When Spitzer took office in January, expectations by gay-marriage supporters could not have been higher. Even with impressive initiatives that increased funds for L.G.B.T. health and social service programs, the big waiting game has remained the timing of the governor’s marriage push.
Now, with marriage proponents building impressive legislative support, especially in the Democratic-controlled Assembly, Spitzer has put his formal imprimatur on the push for full equality.
He is to be congratulated for responding to a politically sensitive challenge with a bold public step.
To be sure, many others deserve credit as well. Key friends in the Legislature — Duane and Assemblymembers Deborah Glick, Daniel O’Donnell and Gottfried, all Manhattan Democrats, and all, save Gottfried, out gay officials — have worked hand in hand with the governor’s advisers to make this day possible. Matthew Titone’s victory in the recent special election to a Staten Island Assembly seat as an out gay man and Craig Johnson’s February win in a special Long Island State Senate race as a marriage-equality supporter also contributed valuable political impetus.
The strong team of advocates that Alan Van Capelle leads at the Empire State Pride Agenda deserve enormous praise for building a broad coalition of support — among activists, labor leaders, religious figures and legislators — for moving marriage equality forward.
We look to the governor for continued vocal leadership and call on City Council Speaker Christine Quinn to use the power and prestige of her position to encourage Speaker Silver to bring the issue to the Assembly floor for a vote. And we call on Speaker Silver to no longer be neutral on the issue and to do the right thing: to recognize the growing tally of gay-marriage supporters in the Democratic-controlled Assembly and allow a vote in the Assembly this year.

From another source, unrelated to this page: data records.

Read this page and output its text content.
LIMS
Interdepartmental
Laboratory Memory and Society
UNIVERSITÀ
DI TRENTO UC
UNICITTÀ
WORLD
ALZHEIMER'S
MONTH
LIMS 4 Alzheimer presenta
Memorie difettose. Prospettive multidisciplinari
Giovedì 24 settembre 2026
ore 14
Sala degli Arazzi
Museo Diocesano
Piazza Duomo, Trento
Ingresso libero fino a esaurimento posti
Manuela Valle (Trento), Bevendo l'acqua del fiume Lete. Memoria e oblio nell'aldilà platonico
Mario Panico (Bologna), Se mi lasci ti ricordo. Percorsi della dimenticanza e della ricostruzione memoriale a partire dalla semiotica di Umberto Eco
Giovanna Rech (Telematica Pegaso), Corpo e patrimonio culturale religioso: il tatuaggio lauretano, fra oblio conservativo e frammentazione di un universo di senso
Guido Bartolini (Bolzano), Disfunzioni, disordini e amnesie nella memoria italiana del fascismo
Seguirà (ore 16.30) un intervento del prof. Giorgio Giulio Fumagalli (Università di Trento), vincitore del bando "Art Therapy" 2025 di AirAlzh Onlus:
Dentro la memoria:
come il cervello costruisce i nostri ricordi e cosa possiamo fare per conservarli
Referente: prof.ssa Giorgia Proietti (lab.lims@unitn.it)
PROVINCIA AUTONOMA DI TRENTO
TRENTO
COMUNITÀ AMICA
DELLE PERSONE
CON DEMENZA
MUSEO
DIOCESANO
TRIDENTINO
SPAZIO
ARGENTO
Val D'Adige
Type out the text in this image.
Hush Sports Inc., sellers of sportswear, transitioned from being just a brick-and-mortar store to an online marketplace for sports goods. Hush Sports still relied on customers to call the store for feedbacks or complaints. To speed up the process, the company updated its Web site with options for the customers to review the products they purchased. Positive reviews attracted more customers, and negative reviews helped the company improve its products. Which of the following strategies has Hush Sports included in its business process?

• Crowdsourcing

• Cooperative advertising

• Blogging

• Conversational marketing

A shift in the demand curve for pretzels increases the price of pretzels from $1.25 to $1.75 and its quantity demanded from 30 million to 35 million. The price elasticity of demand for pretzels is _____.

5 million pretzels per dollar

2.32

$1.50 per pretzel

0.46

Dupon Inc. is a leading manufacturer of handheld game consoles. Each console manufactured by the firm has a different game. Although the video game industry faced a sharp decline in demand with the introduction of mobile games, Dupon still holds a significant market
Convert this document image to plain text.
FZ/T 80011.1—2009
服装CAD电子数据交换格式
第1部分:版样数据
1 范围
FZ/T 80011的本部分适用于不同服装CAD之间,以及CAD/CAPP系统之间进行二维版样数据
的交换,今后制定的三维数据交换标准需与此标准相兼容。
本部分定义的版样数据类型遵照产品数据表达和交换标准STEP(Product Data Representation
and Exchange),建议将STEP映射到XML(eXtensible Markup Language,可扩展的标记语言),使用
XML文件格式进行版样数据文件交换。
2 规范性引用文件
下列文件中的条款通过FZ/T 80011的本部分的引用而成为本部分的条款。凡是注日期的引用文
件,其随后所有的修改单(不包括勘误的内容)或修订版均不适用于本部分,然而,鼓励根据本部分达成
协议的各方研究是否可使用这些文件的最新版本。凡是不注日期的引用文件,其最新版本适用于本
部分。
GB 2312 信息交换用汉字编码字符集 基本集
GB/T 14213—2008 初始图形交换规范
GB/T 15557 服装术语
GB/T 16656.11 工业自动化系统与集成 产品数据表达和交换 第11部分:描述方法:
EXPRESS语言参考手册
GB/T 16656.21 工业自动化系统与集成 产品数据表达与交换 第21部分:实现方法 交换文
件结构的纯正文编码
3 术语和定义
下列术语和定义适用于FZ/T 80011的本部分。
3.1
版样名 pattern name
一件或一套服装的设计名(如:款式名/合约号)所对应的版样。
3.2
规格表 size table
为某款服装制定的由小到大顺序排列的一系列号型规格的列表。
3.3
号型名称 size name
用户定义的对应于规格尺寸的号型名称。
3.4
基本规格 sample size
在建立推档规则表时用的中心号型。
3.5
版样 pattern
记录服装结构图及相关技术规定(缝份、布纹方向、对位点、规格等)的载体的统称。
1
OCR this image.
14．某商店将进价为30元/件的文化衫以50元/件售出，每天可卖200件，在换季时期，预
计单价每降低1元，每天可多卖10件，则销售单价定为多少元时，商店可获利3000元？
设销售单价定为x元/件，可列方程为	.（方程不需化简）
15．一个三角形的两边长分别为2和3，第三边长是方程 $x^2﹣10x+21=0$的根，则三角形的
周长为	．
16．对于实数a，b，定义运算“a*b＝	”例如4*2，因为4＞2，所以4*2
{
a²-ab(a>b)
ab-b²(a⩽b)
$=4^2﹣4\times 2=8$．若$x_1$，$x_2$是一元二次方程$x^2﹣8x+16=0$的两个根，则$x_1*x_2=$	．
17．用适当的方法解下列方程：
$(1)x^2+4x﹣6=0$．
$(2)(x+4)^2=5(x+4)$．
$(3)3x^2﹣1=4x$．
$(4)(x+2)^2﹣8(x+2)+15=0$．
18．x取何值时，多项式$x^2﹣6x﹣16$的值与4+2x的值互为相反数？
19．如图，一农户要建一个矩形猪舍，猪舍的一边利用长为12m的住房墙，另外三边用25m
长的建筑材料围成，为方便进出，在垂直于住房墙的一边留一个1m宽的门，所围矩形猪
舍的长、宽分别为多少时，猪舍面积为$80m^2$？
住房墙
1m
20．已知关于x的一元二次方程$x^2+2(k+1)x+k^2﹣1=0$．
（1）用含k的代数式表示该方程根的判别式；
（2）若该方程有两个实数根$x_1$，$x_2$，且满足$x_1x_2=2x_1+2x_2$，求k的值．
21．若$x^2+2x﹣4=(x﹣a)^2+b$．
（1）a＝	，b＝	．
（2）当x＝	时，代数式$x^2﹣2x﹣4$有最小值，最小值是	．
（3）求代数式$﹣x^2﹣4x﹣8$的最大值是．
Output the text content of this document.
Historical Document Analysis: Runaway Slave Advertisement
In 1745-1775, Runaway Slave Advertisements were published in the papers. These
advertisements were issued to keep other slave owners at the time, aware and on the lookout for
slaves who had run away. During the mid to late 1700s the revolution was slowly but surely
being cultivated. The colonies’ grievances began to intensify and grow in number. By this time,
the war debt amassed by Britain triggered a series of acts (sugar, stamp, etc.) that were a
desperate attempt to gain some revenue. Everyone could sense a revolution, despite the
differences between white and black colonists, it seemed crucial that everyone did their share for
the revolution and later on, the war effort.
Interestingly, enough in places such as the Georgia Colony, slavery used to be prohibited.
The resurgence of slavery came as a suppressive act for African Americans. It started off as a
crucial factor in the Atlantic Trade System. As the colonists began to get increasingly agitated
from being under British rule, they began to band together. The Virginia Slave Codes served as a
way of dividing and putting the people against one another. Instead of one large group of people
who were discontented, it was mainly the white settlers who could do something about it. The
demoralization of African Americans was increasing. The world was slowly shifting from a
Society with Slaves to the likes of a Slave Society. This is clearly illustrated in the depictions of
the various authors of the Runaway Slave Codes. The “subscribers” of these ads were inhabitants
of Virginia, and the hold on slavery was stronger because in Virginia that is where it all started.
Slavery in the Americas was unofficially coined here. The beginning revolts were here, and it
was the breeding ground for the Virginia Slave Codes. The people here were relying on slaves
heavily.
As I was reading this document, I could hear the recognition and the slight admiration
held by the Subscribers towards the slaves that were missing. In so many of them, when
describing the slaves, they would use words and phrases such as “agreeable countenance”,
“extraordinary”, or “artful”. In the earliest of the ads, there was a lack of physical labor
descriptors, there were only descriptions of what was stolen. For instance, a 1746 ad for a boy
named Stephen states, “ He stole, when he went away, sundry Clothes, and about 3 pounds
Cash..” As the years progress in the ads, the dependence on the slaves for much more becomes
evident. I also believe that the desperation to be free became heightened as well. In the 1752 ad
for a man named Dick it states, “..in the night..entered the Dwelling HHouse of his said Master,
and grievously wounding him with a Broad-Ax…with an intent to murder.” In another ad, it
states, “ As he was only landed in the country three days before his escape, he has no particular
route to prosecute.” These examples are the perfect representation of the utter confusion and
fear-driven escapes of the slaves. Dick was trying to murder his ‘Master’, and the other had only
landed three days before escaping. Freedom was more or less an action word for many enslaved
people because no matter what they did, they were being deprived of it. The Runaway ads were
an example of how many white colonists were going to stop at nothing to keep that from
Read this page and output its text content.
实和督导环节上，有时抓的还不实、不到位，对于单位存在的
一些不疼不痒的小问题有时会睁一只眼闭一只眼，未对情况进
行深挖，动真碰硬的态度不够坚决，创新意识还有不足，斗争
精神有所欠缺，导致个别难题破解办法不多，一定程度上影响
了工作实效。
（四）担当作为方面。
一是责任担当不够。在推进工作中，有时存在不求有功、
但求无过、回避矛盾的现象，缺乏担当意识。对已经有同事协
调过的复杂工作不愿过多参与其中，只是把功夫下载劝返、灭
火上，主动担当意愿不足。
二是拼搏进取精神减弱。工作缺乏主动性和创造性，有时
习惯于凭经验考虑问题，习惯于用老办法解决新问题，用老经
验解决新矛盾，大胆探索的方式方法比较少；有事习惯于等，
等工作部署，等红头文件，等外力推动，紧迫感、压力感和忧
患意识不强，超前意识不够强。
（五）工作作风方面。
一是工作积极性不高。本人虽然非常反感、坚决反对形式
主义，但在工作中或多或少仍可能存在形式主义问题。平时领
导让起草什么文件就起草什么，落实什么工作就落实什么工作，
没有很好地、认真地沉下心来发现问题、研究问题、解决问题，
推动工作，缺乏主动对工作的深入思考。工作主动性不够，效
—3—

The Republican-led State Senate is a tougher nut, and here we will count on Mayor Michael Bloomberg to fulfill the pledge he made in an interview with The Villager late in 2005: to testify personally in support of marriage equality for same-sex couples. When asked if he would support gay marriage legislation in Albany, the mayor responded, “I will go and testify.… When I say I’ll do something, I’ll do something.”
Assembly action is achievable this year, and would enormously shift the debate. Responsible Republicans such as the mayor can help transform the playing field in Albany, in the State Senate and Assembly, so that gay marriage becomes inevitable much sooner than later.